On Thursday, Spanish league president Javier Tebas held a news conference claiming that the league has been acting alone against racism, and that it could end it in six months if granted more power by the government.
At the same time in Rio, representatives of more than 150 activist groups and nonprofits delivered a letter to Spain’s consulate, demanding an investigation into the league and its president. They organized a protest that evening.
“Vinicius has been a warrior, he’s being a warrior, for enduring this since he arrived in Spain and always taking a stand,” activist Valda Neves said. “This time, he’s not alone.”
On Saturday, players from Vinicius’ former club, Flamengo, took the field at the Maracana Stadium before a Brazilian championship match against Cruzeiro wearing jerseys bearing the player’s name and sat on the pitch before kick off in an anti-racism protest.
In the stands, thousands of supporters made a tifo that read “everyone with Vini Jr.”
The first Black Brazilian players to sign for European clubs in the 1960s met some racism in the largely white society, but rarely spoke out. At the time when Brazil still considered itself a “racial democracy,” and did not take on the racism that many faced.
In the late 1980s, the federal government made racial discrimination a crime and created a foundation to promote Afro-Brazilian culture. At the time, many Brazilian players who might identify as Black today did not recognize themselves as such. Incidents of racism in Europe prompted little blowback in Brazil.
In the decades since, Brazil’s Black activists have gained prominence and promoted awareness of structural racism. The federal government instituted policies aimed at addressing it, including affirmative-action admissions for public universities and jobs.

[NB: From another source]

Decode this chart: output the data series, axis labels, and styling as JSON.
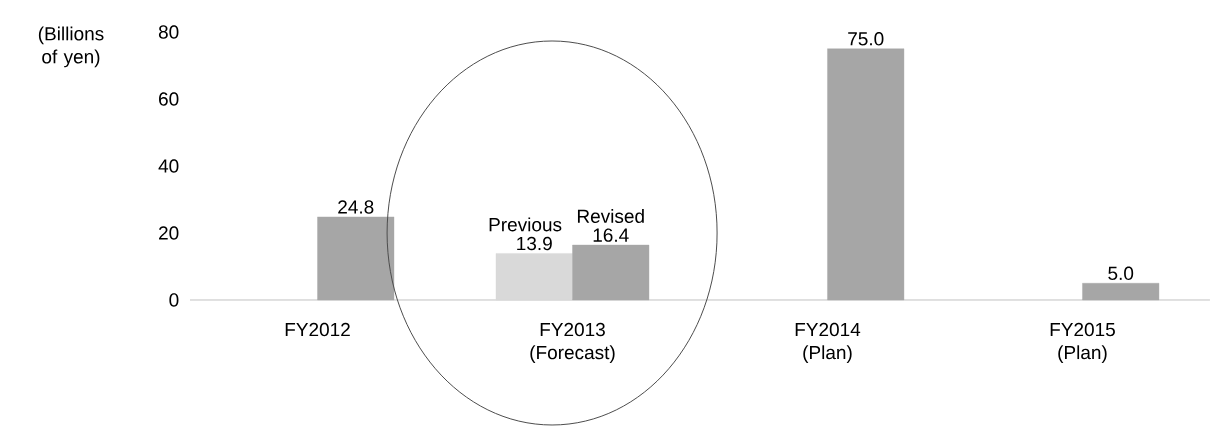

There has been heightened consciousness throughout society.
In 2014, a fan hurled a banana at defender Dani Alves during a Spanish league match; he picked it up and ate it in a show of defiance, triggering a coordinated social media campaign with other Brazilian players, including star forward Neymar, who did the same.
Vinicius’ own educational nonprofit this week launched a program to train public school teachers to raise awareness about racism and instruct kids in fighting discrimination. A teacher at a Sao Goncalo school that will host the project, Mariana Alves, hopes it will provide kids much-needed support and preparation. She spoke in a classroom with soccer-ball beanbag chairs strewn about, and enormous photos of Vinicius on the walls.
Most of the school’s students are Black or biracial, and many have experienced racism, Alves said in an interview. This week, her 10-year-old students have been asking if she saw what happened to Vinicius because they don’t fully understand.
“He has money, he has all this status, and not even that stopped him from going through this situation of racism,” said Alves, who is Black and from Sao Goncalo. “So the students wonder ... ‘Will I go through that, too? Is that going to happen to me?’”
As a boy, Vinicius started training at a nearby feeder school for Flamengo, Brazil’s most popular club, before signing with its youth team.
Sao Goncalo kids there were a blur Wednesday afternoon as they ran non-stop drills, leaving them without time or breath to discuss their idol’s troubles on another continent.
Still, they knew.
One of them, Ryan Gonçalves Negri, said he has talked about it with his friends outside the soccer school, and that Vinicius should transfer out of the Spanish league “urgently.”
“I would never want to play there,” Negri, 13, said. “It’s not for Brazilians who know how to score goals and celebrate.”
While the kids practiced, the rapper Oliveira and his producer Éverton Ramos, known as DJ Cabide, stepped onto the turf and made their way to the corner. They set up a speaker beneath a banner of Vinicius as a brash teenager with his tongue extended, then started recording a clip for their protest song’s music video.
“I’m no one, but my voice can reach where I can’t go, where I can’t imagine going,” Oliveira said. “My voice will get there, you understand?”